The organizing committee purchased an old mansion at 3831 Michigan Avenue built by baseball magnate Charles Comiskey. The ground floor was turned into a gallery, the rooms on the second floor were used for workshops, and the top floor was a performance space. When the art center was officially opened in 1941, First Lady Eleanor Roosevelt was at the dedication ceremony. Crowds of people filled the street for two blocks to witness the event.
The SSCAC became a meeting place for artists in the period now known as the “Chicago Renaissance,” a literary and artistic awakening that occurred a decade after the “New Negro” movement in Harlem. Burroughs was part of a group of artists that also included Charles White, Archibald Motley, Charles Sebree, Elizabeth Catlett, Marion Perkins, and George Neal.
She was married for a short time to Bernard Goss, fellow artist and co-founder of the SSCAC. She later remarried, to her life-long partner Charles Burroughs, an artist in his own right, who had grown up in the Soviet Union.
Also an activist, Burroughs was in the local branches of the NAACP Youth Council and Carter G. Woodson’s Association for the Study of Negro Life and History. She associated with both liberals and leftists. In the 1930s, she participated in rallies for the Scottsboro Boys, part of a campaign fought by the Communist Party to free nine Black youth accused of raping two white women in Alabama.
During the McCarthy era, she did not back down. When she was questioned by the Board of Education about the “Communist sympathizer” Paul Robeson, her teaching job was at stake, yet she still openly expressed admiration for her good friend.
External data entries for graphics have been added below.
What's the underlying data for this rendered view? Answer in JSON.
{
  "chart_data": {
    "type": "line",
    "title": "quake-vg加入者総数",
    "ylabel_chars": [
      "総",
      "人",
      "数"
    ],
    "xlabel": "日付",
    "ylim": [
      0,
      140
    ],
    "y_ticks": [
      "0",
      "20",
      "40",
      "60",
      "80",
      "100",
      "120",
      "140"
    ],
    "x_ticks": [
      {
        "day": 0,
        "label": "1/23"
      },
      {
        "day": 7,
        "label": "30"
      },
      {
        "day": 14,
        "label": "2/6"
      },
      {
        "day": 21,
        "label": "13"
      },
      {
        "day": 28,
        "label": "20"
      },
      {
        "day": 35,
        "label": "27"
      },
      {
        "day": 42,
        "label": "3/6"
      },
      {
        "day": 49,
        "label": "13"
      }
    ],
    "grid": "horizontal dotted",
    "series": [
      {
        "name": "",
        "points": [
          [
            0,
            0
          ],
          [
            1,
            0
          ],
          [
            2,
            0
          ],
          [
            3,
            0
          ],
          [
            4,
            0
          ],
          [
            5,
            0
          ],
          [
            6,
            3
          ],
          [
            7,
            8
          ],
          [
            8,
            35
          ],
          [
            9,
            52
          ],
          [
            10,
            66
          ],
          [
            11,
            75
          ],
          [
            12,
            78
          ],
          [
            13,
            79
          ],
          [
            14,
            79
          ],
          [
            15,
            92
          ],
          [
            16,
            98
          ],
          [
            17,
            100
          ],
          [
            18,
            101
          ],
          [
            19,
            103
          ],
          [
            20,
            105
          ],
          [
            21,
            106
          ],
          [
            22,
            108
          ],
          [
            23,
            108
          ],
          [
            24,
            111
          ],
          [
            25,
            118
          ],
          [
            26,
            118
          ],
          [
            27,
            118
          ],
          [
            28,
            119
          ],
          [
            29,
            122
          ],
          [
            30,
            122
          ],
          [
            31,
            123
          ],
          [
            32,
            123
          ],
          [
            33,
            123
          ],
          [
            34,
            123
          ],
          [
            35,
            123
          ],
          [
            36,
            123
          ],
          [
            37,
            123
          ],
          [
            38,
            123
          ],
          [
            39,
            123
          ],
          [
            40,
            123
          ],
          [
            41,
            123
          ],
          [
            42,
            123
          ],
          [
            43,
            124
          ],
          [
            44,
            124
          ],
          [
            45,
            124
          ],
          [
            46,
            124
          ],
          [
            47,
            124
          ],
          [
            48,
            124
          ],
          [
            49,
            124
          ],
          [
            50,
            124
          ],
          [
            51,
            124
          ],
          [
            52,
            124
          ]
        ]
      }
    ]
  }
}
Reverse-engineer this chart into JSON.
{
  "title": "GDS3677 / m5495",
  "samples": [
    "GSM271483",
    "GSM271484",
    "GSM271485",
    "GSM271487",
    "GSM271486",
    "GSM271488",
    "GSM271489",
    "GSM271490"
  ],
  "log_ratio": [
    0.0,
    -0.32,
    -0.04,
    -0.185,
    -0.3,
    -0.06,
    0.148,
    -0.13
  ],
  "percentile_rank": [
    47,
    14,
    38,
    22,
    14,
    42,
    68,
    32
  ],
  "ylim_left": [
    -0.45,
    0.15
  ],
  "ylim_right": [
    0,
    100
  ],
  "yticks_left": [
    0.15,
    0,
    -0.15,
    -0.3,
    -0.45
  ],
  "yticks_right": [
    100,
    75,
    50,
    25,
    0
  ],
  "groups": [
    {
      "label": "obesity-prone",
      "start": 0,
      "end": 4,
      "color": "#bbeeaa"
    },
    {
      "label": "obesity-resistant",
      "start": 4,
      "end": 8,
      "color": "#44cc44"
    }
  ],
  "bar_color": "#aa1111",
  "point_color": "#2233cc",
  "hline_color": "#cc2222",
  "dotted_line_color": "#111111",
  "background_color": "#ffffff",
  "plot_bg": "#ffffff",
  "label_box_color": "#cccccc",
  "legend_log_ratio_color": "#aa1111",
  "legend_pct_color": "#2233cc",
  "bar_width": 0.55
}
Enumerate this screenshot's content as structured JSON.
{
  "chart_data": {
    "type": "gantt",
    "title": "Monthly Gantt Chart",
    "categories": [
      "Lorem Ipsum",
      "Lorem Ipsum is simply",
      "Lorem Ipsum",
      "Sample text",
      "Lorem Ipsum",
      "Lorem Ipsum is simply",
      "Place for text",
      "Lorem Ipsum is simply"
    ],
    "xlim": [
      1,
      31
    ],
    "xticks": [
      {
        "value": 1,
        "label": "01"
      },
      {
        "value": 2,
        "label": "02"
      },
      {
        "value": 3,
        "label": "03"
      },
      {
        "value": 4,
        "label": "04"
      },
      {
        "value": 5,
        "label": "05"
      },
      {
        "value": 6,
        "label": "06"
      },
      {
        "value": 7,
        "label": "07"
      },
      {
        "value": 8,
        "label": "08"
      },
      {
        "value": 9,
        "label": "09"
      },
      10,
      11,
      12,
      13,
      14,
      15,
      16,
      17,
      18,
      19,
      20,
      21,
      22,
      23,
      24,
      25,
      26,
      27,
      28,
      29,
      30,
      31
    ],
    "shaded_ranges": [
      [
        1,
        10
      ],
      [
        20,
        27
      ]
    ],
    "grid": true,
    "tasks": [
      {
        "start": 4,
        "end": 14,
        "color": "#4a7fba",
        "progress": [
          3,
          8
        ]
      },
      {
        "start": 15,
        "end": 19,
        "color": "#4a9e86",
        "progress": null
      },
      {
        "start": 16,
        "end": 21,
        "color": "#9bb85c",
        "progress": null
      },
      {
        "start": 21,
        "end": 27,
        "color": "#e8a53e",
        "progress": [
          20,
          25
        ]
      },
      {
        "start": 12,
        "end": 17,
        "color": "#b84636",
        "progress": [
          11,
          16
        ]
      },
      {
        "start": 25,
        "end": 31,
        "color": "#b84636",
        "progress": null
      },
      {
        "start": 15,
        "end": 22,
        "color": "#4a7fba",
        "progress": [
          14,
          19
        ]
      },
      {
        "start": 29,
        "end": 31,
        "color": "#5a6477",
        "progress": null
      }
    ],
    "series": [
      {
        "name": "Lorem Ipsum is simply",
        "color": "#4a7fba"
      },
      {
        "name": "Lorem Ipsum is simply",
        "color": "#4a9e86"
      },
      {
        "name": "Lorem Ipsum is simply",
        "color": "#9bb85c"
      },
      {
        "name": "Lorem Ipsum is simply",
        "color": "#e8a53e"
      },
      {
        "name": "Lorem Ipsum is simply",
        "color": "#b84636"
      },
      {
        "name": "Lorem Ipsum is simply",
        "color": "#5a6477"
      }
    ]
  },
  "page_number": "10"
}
In 1958, she fought to bring W.E.B. Du Bois, who had also been called a “red,” to Chicago. She was art editor of Freedomways, a journal started by several Black radicals who had survived McCarthyism.
A lengthy FBI file was kept on Burroughs. Although she believed in changing the system, what she called a “racist capitalist society,” she denied ever being a Communist. She was perhaps concerned with protecting the institutions she had founded and the friends she worked with.
Burroughs is perhaps best known for her role in establishing the Du Sable Museum, located at 57th and Cottage Grove in Washington Park. Named after the Black founder of Chicago, Jean Baptiste Point Du Sable, it is a must visit for anyone interested in African-American history. The museum draws from its collection of 15,000 pieces and also hosts travelling exhibits. In the summer, there are jazz performances and films held in the park.
Throughout her life, Burroughs was a champion of art. In her later years, she went into Illinois prisons to teach creative writing classes. She continued to mentor young artists. “When you don’t keep moving, you die,” she said. At age 90, she visited Venezuela to witness first-hand the “Bolivarian revolution” of Hugo Chavez.
After she passed away, President Barack Obama said that Burroughs was “widely admired for her contributions to American culture as an esteemed artist, historian, educator, and mentor.”